Programs may specify DLLs that are loaded at runtime. Programs that improperly or vaguely specify a required DLL may be open to a vulnerability in which an unintended DLL is loaded. Side-loading vulnerabilities specifically occur when Windows Side-by-Side (WinSxS) manifests  are not explicit enough about characteristics of the DLL to be loaded. Adversaries may take advantage of a legitimate program that is vulnerable to side-loading to load a malicious DLL. 
Adversaries likely use this technique as a means of masking actions they perform under a legitimate, trusted system or software process.
APT32 ran legitimately-signed executables from Symantec and McAfee which load a malicious DLL. The group also side-loads its backdoor by dropping a library and a legitimate, signed executable (AcroTranscoder).
During the T9000 installation process, it drops a copy of the legitimate Microsoft binary igfxtray.exe. The executable contains a side-loading weakness which is used to load a portion of the malware.

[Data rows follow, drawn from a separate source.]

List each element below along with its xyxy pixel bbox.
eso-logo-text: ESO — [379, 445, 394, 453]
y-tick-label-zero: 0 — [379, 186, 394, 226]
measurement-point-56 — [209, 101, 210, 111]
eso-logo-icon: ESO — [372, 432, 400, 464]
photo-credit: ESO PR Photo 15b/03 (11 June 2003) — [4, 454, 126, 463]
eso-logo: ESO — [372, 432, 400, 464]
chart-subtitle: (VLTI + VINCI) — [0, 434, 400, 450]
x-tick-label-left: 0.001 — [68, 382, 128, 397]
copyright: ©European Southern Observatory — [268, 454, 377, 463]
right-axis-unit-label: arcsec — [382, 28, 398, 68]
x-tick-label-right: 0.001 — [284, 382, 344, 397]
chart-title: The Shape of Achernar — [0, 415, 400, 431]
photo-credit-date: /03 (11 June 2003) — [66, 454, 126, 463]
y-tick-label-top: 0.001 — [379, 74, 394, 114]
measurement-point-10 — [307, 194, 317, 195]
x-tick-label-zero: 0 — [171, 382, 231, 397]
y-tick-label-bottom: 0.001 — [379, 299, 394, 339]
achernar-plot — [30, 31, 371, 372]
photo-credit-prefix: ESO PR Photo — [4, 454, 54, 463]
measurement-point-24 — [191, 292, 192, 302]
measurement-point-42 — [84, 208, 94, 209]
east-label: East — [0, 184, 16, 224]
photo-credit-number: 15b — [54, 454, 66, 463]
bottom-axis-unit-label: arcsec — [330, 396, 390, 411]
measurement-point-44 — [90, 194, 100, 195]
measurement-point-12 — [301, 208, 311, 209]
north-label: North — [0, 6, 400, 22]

Threat Group-3390 actors have used DLL side-loading. Actors have used legitimate Kaspersky anti-virus variants in which the DLL acts as a stub loader that loads and executes the shell code.
Update software regularly. Install software in write-protected locations. Use the program sxstrace.exe that is included with Windows along with manual inspection to check manifest files for side-loading vulnerabilities in software.
Monitor processes for unusual activity (e.g., a process that does not use the network begins to do so). Track DLL metadata, such as a hash, and compare DLLs that are loaded at process execution time against previous executions to detect differences that do not correlate with patching or updates.